The abnormal translocation observed in PB cells obtained at 3 months was detected after the second cycle of consolidation therapy (D3A4) and reappeared at 15 months during maintenance treatment, a period without ATRA therapy. Our present study documents the disappearance of t(8;21) in bone marrow and PB cells collected during scheduled maintenance courses when ATRA was combined with chemotherapy in November 2008 through September 2009. These results suggest that ATRA plays a crucial role in restoring the normal function of the myeloid cell transcriptional process, leading to the terminal differentiation of leukemic cells. This is consistent with intermittent detection of M2 during periods without ATRA therapy. Since ATRA is known to exert growth inhibitory effects in non-M3 leukemic cells through apoptosis,²¹ it could serve to induce apoptotic changes in M2 leukemic cells.

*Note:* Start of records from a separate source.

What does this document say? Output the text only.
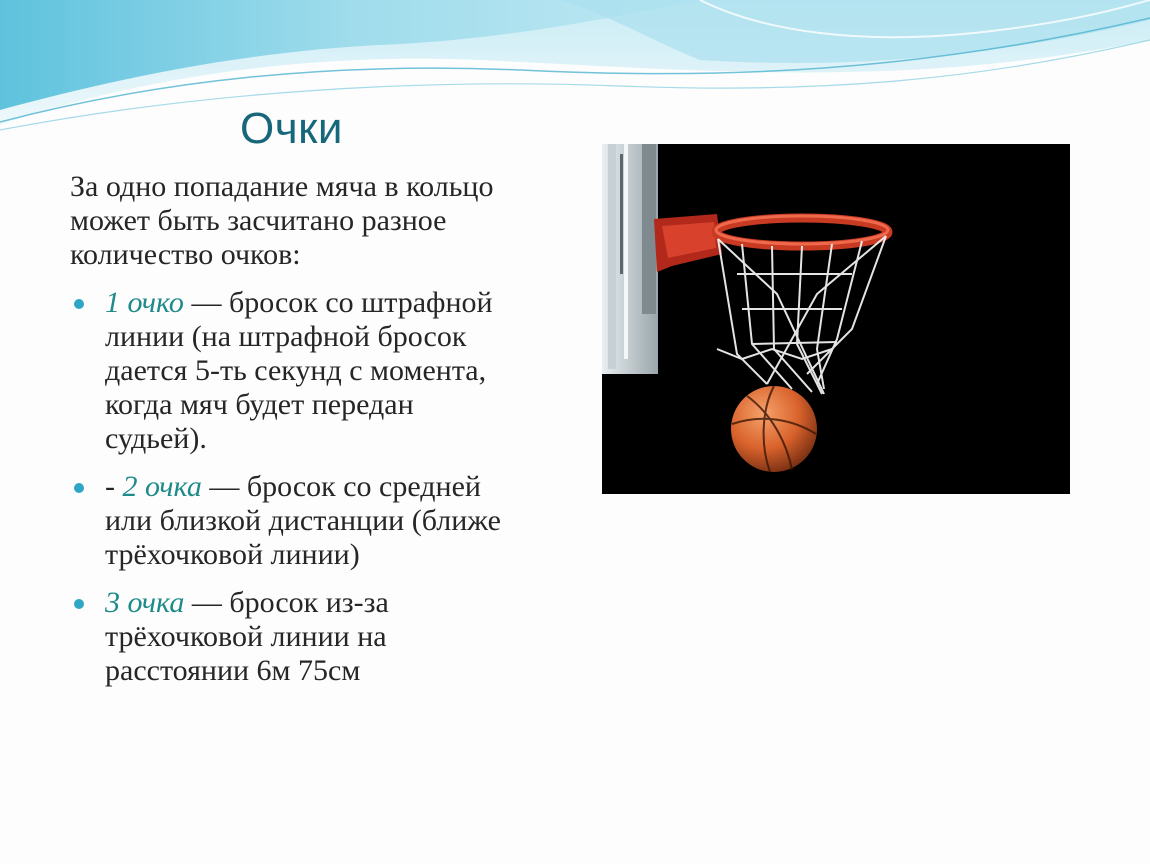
Очки

За одно попадание мяча в кольцо может быть засчитано разное количество очков:

1 очко — бросок со штрафной линии (на штрафной бросок дается 5-ть секунд с момента, когда мяч будет передан судьей).
- 2 очка — бросок со средней или близкой дистанции (ближе трёхочковой линии)
3 очка — бросок из-за трёхочковой линии на расстоянии 6м 75см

Evidence from in vitro studies demonstrated antitumoral effects of ATRA characterized by inhibition of growth of cell lines derived from malignancies other than APL, such as ovarian carcinoma, neuroblastoma, and germ cell tumors.²² In non-APL cells, ATRA’s role in AML has been observed in the HL-60 cell line, which lacks PML/RARA and is classified as a variant M2 subtype of AML.²³ Moreover, encouraging results showing efficacy in non-APL AML patients have been reported with the use of ATRA alone or in conjunction with other agents such as conventional chemotherapy¹³,²⁴–²⁶ or with epi-drugs.²⁷–³¹

Both the suppression of the M3 leukemic clone early in the course of treatment through combined therapy and the increase of the M2 clone during consolidation therapy argue in favor of 2 independently growing aberrant stem cell clones in this patient.

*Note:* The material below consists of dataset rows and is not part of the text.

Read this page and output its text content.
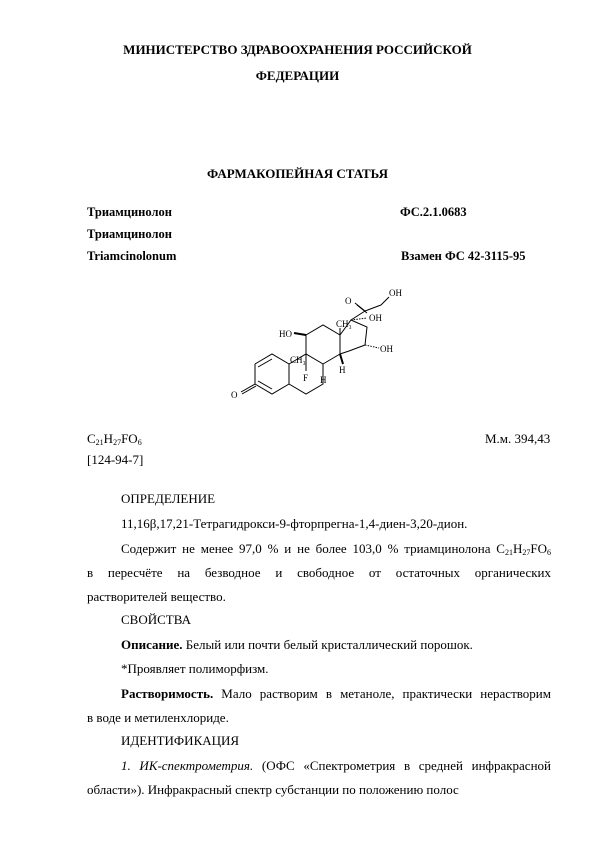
МИНИСТЕРСТВО ЗДРАВООХРАНЕНИЯ РОССИЙСКОЙ
ФЕДЕРАЦИИ
ФАРМАКОПЕЙНАЯ СТАТЬЯ
Триамцинолон	ФС.2.1.0683
Триамцинолон
Triamcinolonum	Взамен ФС 42-3115-95
OH
O
CH₃
OH
HO
OH
CH₃
H
F
H
O
$C_{21}H_{27}FO_6$	М.м. 394,43
[124-94-7]
ОПРЕДЕЛЕНИЕ
11,16β,17,21-Тетрагидрокси-9-фторпрегна-1,4-диен-3,20-дион.
Содержит не менее 97,0 % и не более 103,0 % триамцинолона $C_{21}H_{27}FO_6$
в пересчёте на безводное и свободное от остаточных органических
растворителей вещество.
СВОЙСТВА
Описание. Белый или почти белый кристаллический порошок.
*Проявляет полиморфизм.
Растворимость. Мало растворим в метаноле, практически нерастворим
в воде и метиленхлориде.
ИДЕНТИФИКАЦИЯ
1. ИК-спектрометрия. (ОФС «Спектрометрия в средней инфракрасной
области»). Инфракрасный спектр субстанции по положению полос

Based on available evidence, additional chromosome rearrangements involving t(8;21) and t(15;17) are rarely seen in APL patients treated initially with ATRA plus chemotherapy.³²–³⁵ For example, two independent anecdotal-based studies have reported a coexistence of t(8;21) and t(15;17) chromosomal anomalies in their patients at the time of diagnosis, and they concluded that t(8;21) may have been the first event to originate from an early leukemic clone, while t(15;17) was acquired later in the course of the disease.³²,³³ In another study, Movafagh et al³⁶ reported a female patient in which two FAB-specific chromosome aberrations evolved from a single leukemic clone and co-expressed t(15;17) and t(8;21). Recently, Qian et al²⁵ described 4 cases of AML treated with ATRA alone who were initially misdiagnosed as APL according to the FAB classification. Three of these patients achieved CR, but all of them relapsed early. Contrary to the case reports outlined above, the case described in this report only showed an emergence of t(8;21) in the early course of treatment of APL. Close monitoring of this patient will permit us to answer whether the presence of the RUNX1-RUNX1T1 fusion transcript represents a reservoir for disease development or a more benign, perhaps transient phenomenon.

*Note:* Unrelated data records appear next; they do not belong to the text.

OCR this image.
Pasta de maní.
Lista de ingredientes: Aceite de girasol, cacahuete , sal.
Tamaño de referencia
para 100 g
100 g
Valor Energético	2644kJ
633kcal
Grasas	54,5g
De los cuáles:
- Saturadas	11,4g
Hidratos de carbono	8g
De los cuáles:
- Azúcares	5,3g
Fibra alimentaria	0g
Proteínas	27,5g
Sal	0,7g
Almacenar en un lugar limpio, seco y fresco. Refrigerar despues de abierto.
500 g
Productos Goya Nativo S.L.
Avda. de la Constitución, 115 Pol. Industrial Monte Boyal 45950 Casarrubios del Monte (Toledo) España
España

The multiplex PCR molecular studies played a key role in detecting the emerged translocation in follow up samples in this patient, which would not have been detected using a single PCR assay. This finding supports the concept of genetic screening of multiple translocations in AML patients, not only for monitoring treatment outcome, but also for early identification of emerging additional clones during therapy that may manifest clinically after the course of treatment.

Authors’ Contributions

WKN performed molecular analysis and was involved in manuscript preparation; MS responsible for patient care and acquisition of data; SS was responsible of the scientific revision, discussion and editing of the manuscript; PTB collected the data and preparation of samples; EDRPV performed cytogenetic analysis; PED was supervisor of patient care and interpretation of data. IB advised and reviewed the manuscript.

Disclosures

This manuscript has been read and approved by all authors. This paper is unique and not under consideration by any other publication and has not been published elsewhere. The authors and peer reviewers report no conflicts of interest. The authors confirm that they have permission to reproduce any copyrighted material. Written consent was obtained from the patient or relative for publication of this study.